The book divides roughly into three. The first is all gritty Northern realism and cheerful camaraderie among check-out staff at "Safeshop": touches of John Fuller's "Linda, Linda, slender and pretty/ Biscuit girl in a biscuit city". A horoscope predicts change, and that very day (I told you this was a fairy tale) she meets a tall, dark talent-scout and shoots to fame.

Here the gear shifts from Sillitoe to Easton Ellis. Our heroine plumps to call herself Crystalline, and soon she is getting high on yachts and delivering insouciant headbutts ("Blood shot from his nose. He looked in absolute shock [sic]. Then I walked out."). When she arrives in LA, grammar dissolves completely, as is traditional. With Crystalline now in dire need of a fairy godmother, Jackie Collins makes her entrance. Her guest cameo is as camp as panto; a hilarious little interlude.

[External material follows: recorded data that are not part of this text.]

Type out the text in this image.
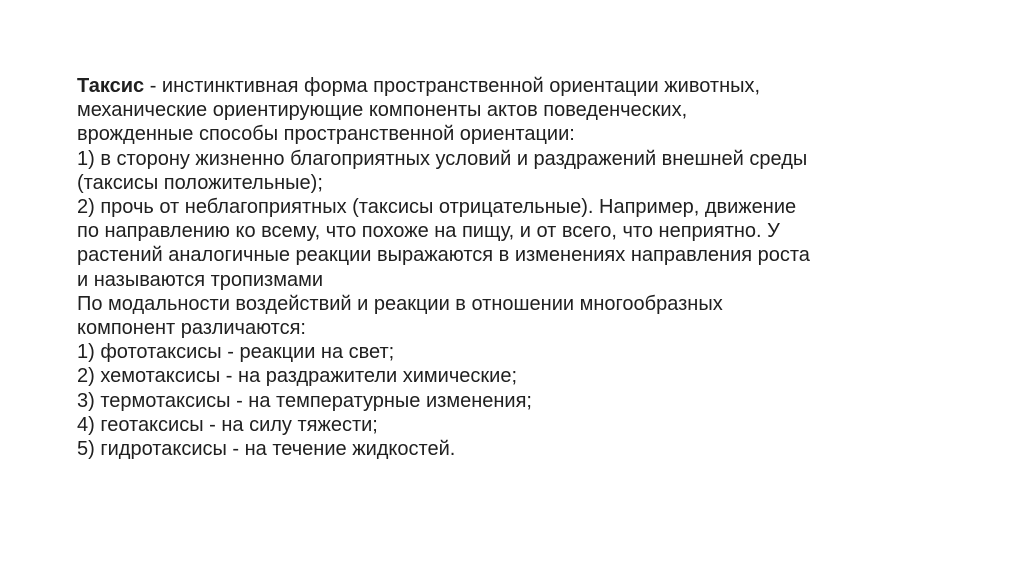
Таксис - инстинктивная форма пространственной ориентации животных,
механические ориентирующие компоненты актов поведенческих,
врожденные способы пространственной ориентации:
1) в сторону жизненно благоприятных условий и раздражений внешней среды
(таксисы положительные);
2) прочь от неблагоприятных (таксисы отрицательные). Например, движение
по направлению ко всему, что похоже на пищу, и от всего, что неприятно. У
растений аналогичные реакции выражаются в изменениях направления роста
и называются тропизмами
По модальности воздействий и реакции в отношении многообразных
компонент различаются:
1) фототаксисы - реакции на свет;
2) хемотаксисы - на раздражители химические;
3) термотаксисы - на температурные изменения;
4) геотаксисы - на силу тяжести;
5) гидротаксисы - на течение жидкостей.
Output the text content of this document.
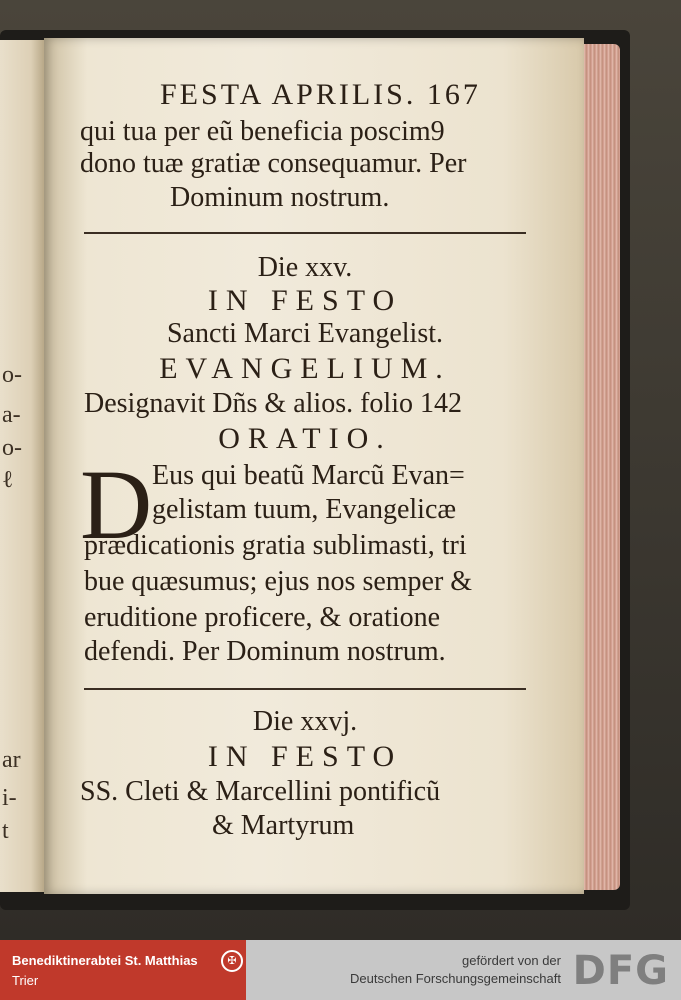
o-
a-
o-
ℓ
ar
i-
t
FESTA APRILIS. 167
qui tua per eũ beneficia poscim9
dono tuæ gratiæ consequamur. Per
Dominum nostrum.
Die xxv.
IN FESTO
Sancti Marci Evangelist.
EVANGELIUM.
Designavit Dñs & alios. folio 142
ORATIO.
D Eus qui beatũ Marcũ Evan=
gelistam tuum, Evangelicæ
prædicationis gratia sublimasti, tri
bue quæsumus; ejus nos semper &
eruditione proficere, & oratione
defendi. Per Dominum nostrum.
Die xxvj.
IN FESTO
SS. Cleti & Marcellini pontificũ
& Martyrum
Benediktinerabtei St. Matthias
Trier
✠	gefördert von der
Deutschen Forschungsgemeinschaft DFG
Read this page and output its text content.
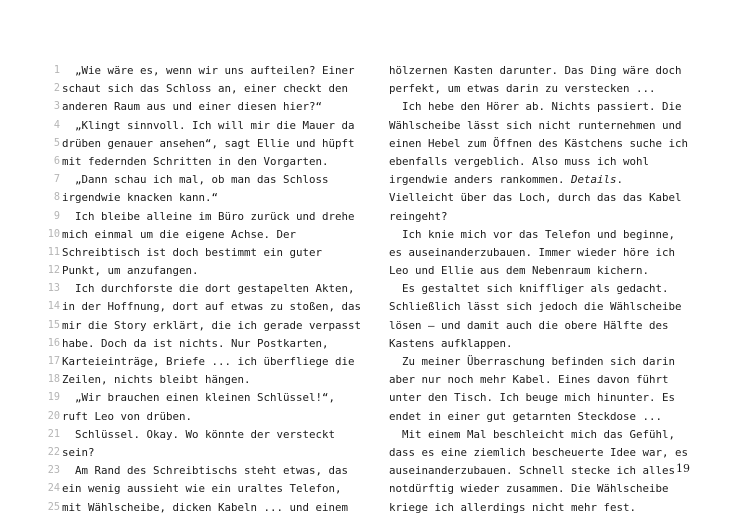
1 „Wie wäre es, wenn wir uns aufteilen? Einer
2 schaut sich das Schloss an, einer checkt den
3 anderen Raum aus und einer diesen hier?“
4 „Klingt sinnvoll. Ich will mir die Mauer da
5 drüben genauer ansehen“, sagt Ellie und hüpft
6 mit federnden Schritten in den Vorgarten.
7 „Dann schau ich mal, ob man das Schloss
8 irgendwie knacken kann.“
9 Ich bleibe alleine im Büro zurück und drehe
10 mich einmal um die eigene Achse. Der
11 Schreibtisch ist doch bestimmt ein guter
12 Punkt, um anzufangen.
13 Ich durchforste die dort gestapelten Akten,
14 in der Hoffnung, dort auf etwas zu stoßen, das
15 mir die Story erklärt, die ich gerade verpasst
16 habe. Doch da ist nichts. Nur Postkarten,
17 Karteieinträge, Briefe ... ich überfliege die
18 Zeilen, nichts bleibt hängen.
19 „Wir brauchen einen kleinen Schlüssel!“,
20 ruft Leo von drüben.
21 Schlüssel. Okay. Wo könnte der versteckt
22 sein?
23 Am Rand des Schreibtischs steht etwas, das
24 ein wenig aussieht wie ein uraltes Telefon,
25 mit Wählscheibe, dicken Kabeln ... und einem
hölzernen Kasten darunter. Das Ding wäre doch
perfekt, um etwas darin zu verstecken ...
Ich hebe den Hörer ab. Nichts passiert. Die
Wählscheibe lässt sich nicht runternehmen und
einen Hebel zum Öffnen des Kästchens suche ich
ebenfalls vergeblich. Also muss ich wohl
irgendwie anders rankommen. Details.
Vielleicht über das Loch, durch das das Kabel
reingeht?
Ich knie mich vor das Telefon und beginne,
es auseinanderzubauen. Immer wieder höre ich
Leo und Ellie aus dem Nebenraum kichern.
Es gestaltet sich kniffliger als gedacht.
Schließlich lässt sich jedoch die Wählscheibe
lösen – und damit auch die obere Hälfte des
Kastens aufklappen.
Zu meiner Überraschung befinden sich darin
aber nur noch mehr Kabel. Eines davon führt
unter den Tisch. Ich beuge mich hinunter. Es
endet in einer gut getarnten Steckdose ...
Mit einem Mal beschleicht mich das Gefühl,
dass es eine ziemlich bescheuerte Idee war, es
auseinanderzubauen. Schnell stecke ich alles
notdürftig wieder zusammen. Die Wählscheibe
kriege ich allerdings nicht mehr fest.
19
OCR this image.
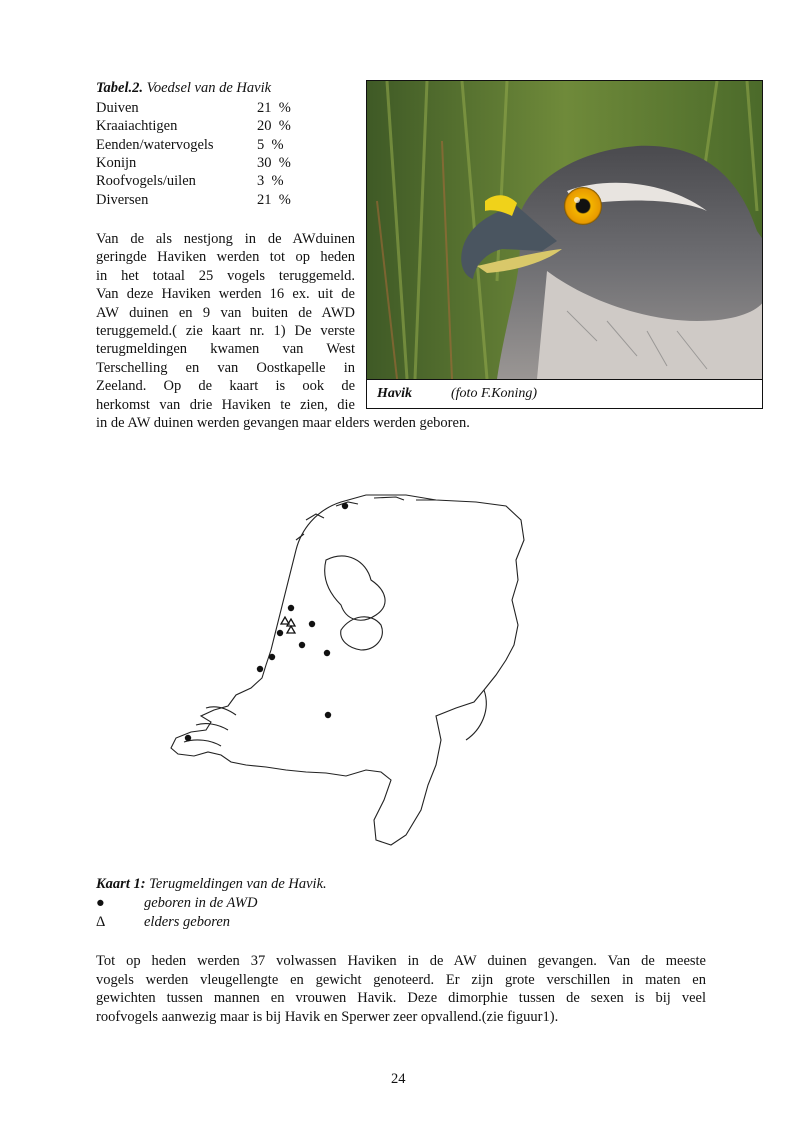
Tabel.2. Voedsel van de Havik
Duiven	21  %
Kraaiachtigen	20  %
Eenden/watervogels	5  %
Konijn	30  %
Roofvogels/uilen	3  %
Diversen	21  %
Van de als nestjong in de AWduinen
geringde Haviken werden tot op heden
in het totaal 25 vogels teruggemeld.
Van deze Haviken werden 16 ex. uit de
AW duinen en 9 van buiten de AWD
teruggemeld.( zie kaart nr. 1) De verste
terugmeldingen kwamen van West
Terschelling en van Oostkapelle in
Zeeland. Op de kaart is ook de
herkomst van drie Haviken te zien, die
in de AW duinen werden gevangen maar elders werden geboren.
Havik	(foto F.Koning)
Kaart 1: Terugmeldingen van de Havik.
●	geboren in de AWD
Δ	elders geboren
Tot op heden werden 37 volwassen Haviken in de AW duinen gevangen. Van de meeste
vogels werden vleugellengte en gewicht genoteerd. Er zijn grote verschillen in maten en
gewichten tussen mannen en vrouwen Havik. Deze dimorphie tussen de sexen is bij veel
roofvogels aanwezig maar is bij Havik en Sperwer zeer opvallend.(zie figuur1).
24
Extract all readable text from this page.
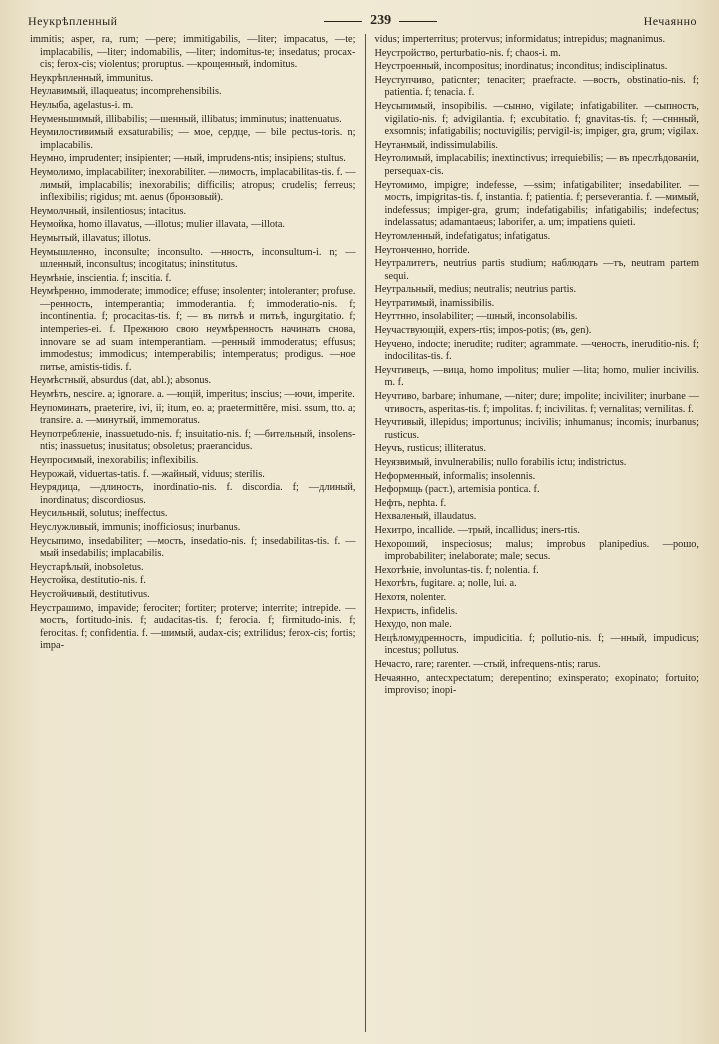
Неукрѣпленный	239	Нечаянно

immitis; asper, ra, rum; —pere; immitigabilis, —liter; impacatus, —te; implacabilis, —liter; indomabilis, —liter; indomitus-te; insedatus; procax-cis; ferox-cis; violentus; proruptus. —крощенный, indomitus.

Неукрѣпленный, immunitus.

Неулавимый, illaqueatus; incomprehensibilis.

Неулыба, agelastus-i. m.

Неуменьшимый, illibabilis; —шенный, illibatus; imminutus; inattenuatus.

Неумилостивимый exsaturabilis; — мое, сердце, — bile pectus-toris. n; implacabilis.

Неумно, imprudenter; insipienter; —ный, imprudens-ntis; insipiens; stultus.

Неумолимо, implacabiliter; inexorabiliter. —лимость, implacabilitas-tis. f. —лимый, implacabilis; inexorabilis; difficilis; atropus; crudelis; ferreus; inflexibilis; rigidus; mt. aenus (бронзовый).

Неумолчный, insilentiosus; intacitus.

Неумойка, homo illavatus, —illotus; mulier illavata, —illota.

Неумытый, illavatus; illotus.

Неумышленно, inconsulte; inconsulto. —нность, inconsultum-i. n; —шленный, inconsultus; incogitatus; ininstitutus.

Неумѣніе, inscientia. f; inscitia. f.

Неумѣренно, immoderate; immodice; effuse; insolenter; intoleranter; profuse. —ренность, intemperantia; immoderantia. f; immoderatio-nis. f; incontinentia. f; procacitas-tis. f; — въ питьѣ и питьѣ, ingurgitatio. f; intemperies-ei. f. Прежнюю свою неумѣренность начинать снова, innovare se ad suam intemperantiam. —ренный immoderatus; effusus; immodestus; immodicus; intemperabilis; intemperatus; prodigus. —ное питье, amistis-tidis. f.

Неумѣстный, absurdus (dat, abl.); absonus.

Неумѣть, nescire. a; ignorare. a. —ющій, imperitus; inscius; —ючи, imperite.

Неупоминать, praeterire, ivi, ii; itum, eo. a; praetermittěre, misi. ssum, tto. a; transire. a. —минутый, immemoratus.

Неупотребленіе, inassuetudo-nis. f; insuitatio-nis. f; —бительный, insolens-ntis; inassuetus; inusitatus; obsoletus; praerancidus.

Неупросимый, inexorabilis; inflexibilis.

Неурожай, viduertas-tatis. f. —жайный, viduus; sterilis.

Неурядица, —длиность, inordinatio-nis. f. discordia. f; —длиный, inordinatus; discordiosus.

Неусильный, solutus; ineffectus.

Неуслужливый, immunis; inofficiosus; inurbanus.

Неусыпимо, insedabiliter; —мость, insedatio-nis. f; insedabilitas-tis. f. —мый insedabilis; implacabilis.

Неустарѣлый, inobsoletus.

Неустойка, destitutio-nis. f.

Неустойчивый, destitutivus.

Неустрашимо, impavide; ferociter; fortiter; proterve; interrite; intrepide. —мость, fortitudo-inis. f; audacitas-tis. f; ferocia. f; firmitudo-inis. f; ferocitas. f; confidentia. f. —шимый, audax-cis; extrilidus; ferox-cis; fortis; impa-

vidus; imperterritus; protervus; informidatus; intrepidus; magnanimus.

Неустройство, perturbatio-nis. f; chaos-i. m.

Неустроенный, incompositus; inordinatus; inconditus; indisciplinatus.

Неуступчиво, paticnter; tenaciter; praefracte. —вость, obstinatio-nis. f; patientia. f; tenacia. f.

Неусыпимый, insopibilis. —сынно, vigilate; infatigabiliter. —сыпность, vigilatio-nis. f; advigilantia. f; excubitatio. f; gnavitas-tis. f; —сннный, exsomnis; infatigabilis; noctuvigilis; pervigil-is; impiger, gra, grum; vigilax.

Неутанмый, indissimulabilis.

Неутолимый, implacabilis; inextinctivus; irrequiebilis; — въ преслѣдованіи, persequax-cis.

Неутомимо, impigre; indefesse, —ssim; infatigabiliter; insedabiliter. —мость, impigritas-tis. f, instantia. f; patientia. f; perseverantia. f. —мимый, indefessus; impiger-gra, grum; indefatigabilis; infatigabilis; indefectus; indelassatus; adamantaeus; laborifer, a. um; impatiens quieti.

Неутомленный, indefatigatus; infatigatus.

Неутонченно, horride.

Неутралитетъ, neutrius partis studium; наблюдать —тъ, neutram partem sequi.

Неутральный, medius; neutralis; neutrius partis.

Неутратимый, inamissibilis.

Неуттнно, insolabiliter; —шный, inconsolabilis.

Неучаствующій, expers-rtis; impos-potis; (въ, gen).

Неучено, indocte; inerudite; ruditer; agrammate. —ченость, ineruditio-nis. f; indocilitas-tis. f.

Неучтивецъ, —вица, homo impolitus; mulier —lita; homo, mulier incivilis. m. f.

Неучтиво, barbare; inhumane, —niter; dure; impolite; inciviliter; inurbane —чтивость, asperitas-tis. f; impolitas. f; incivilitas. f; vernalitas; vernilitas. f.

Неучтивый, illepidus; importunus; incivilis; inhumanus; incomis; inurbanus; rusticus.

Неучъ, rusticus; illiteratus.

Неуязвимый, invulnerabilis; nullo forabilis ictu; indistrictus.

Неформенный, informalis; insolennis.

Неформщь (раст.), artemisia pontica. f.

Нефть, nephta. f.

Нехваленый, illaudatus.

Нехитро, incallide. —трый, incallidus; iners-rtis.

Нехороший, inspeciosus; malus; improbus planipedius. —рошо, improbabiliter; inelaborate; male; secus.

Нехотѣніе, involuntas-tis. f; nolentia. f.

Нехотѣть, fugitare. a; nolle, lui. a.

Нехотя, nolenter.

Нехристь, infidelis.

Нехудо, non male.

Нецѣломудренность, impudicitia. f; pollutio-nis. f; —нный, impudicus; incestus; pollutus.

Нечасто, rare; rarenter. —стый, infrequens-ntis; rarus.

Нечаянно, antecxpectatum; derepentino; exinsperato; exopinato; fortuito; improviso; inopi-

By now, this Bildungsroman is feeling exhilaratingly out-of-control. The depth of field veers wildly, from macro to micro. Important scenes flash by while others are garlanded with vivid poetics. When Jackie Collins scolds it is "like being hit with a rose".

Cartwright is an intoxicating writer, with a god-given gift for metaphor, but he still reads more like a playwright than a novelist, all ears for language and no eyes. Many sentences hinge awkwardly round a comma. Once or twice, he falls back on long speeches to propel the action, more in the manner of a Greek tragedian than a novelist.

The third part, set after Linda's riches have reverted to rags, is the most original and satisfying section. Cartwright is a mature fabulist, with a real commitment to working out what happens next. You read with wonder and delight as the heroine finally comes into her own and the book does too, reaching a new level of clarity and exuberance as Linda/Crystalline, working under the direction of a dead friend's unfinished self-help manuscript (as you do), starts a modelling agency for homeless people, "Urchins". They undermine the fashion industry from within: "It was like the death of the pose".

It's unbelievable, right? But the fairy-tale teller's job is to make us believe the unbelievable, and here we do – at any rate, until the book ends and the spell breaks. It won't linger in most brains for long, but it might have a life-changing effect on a teen.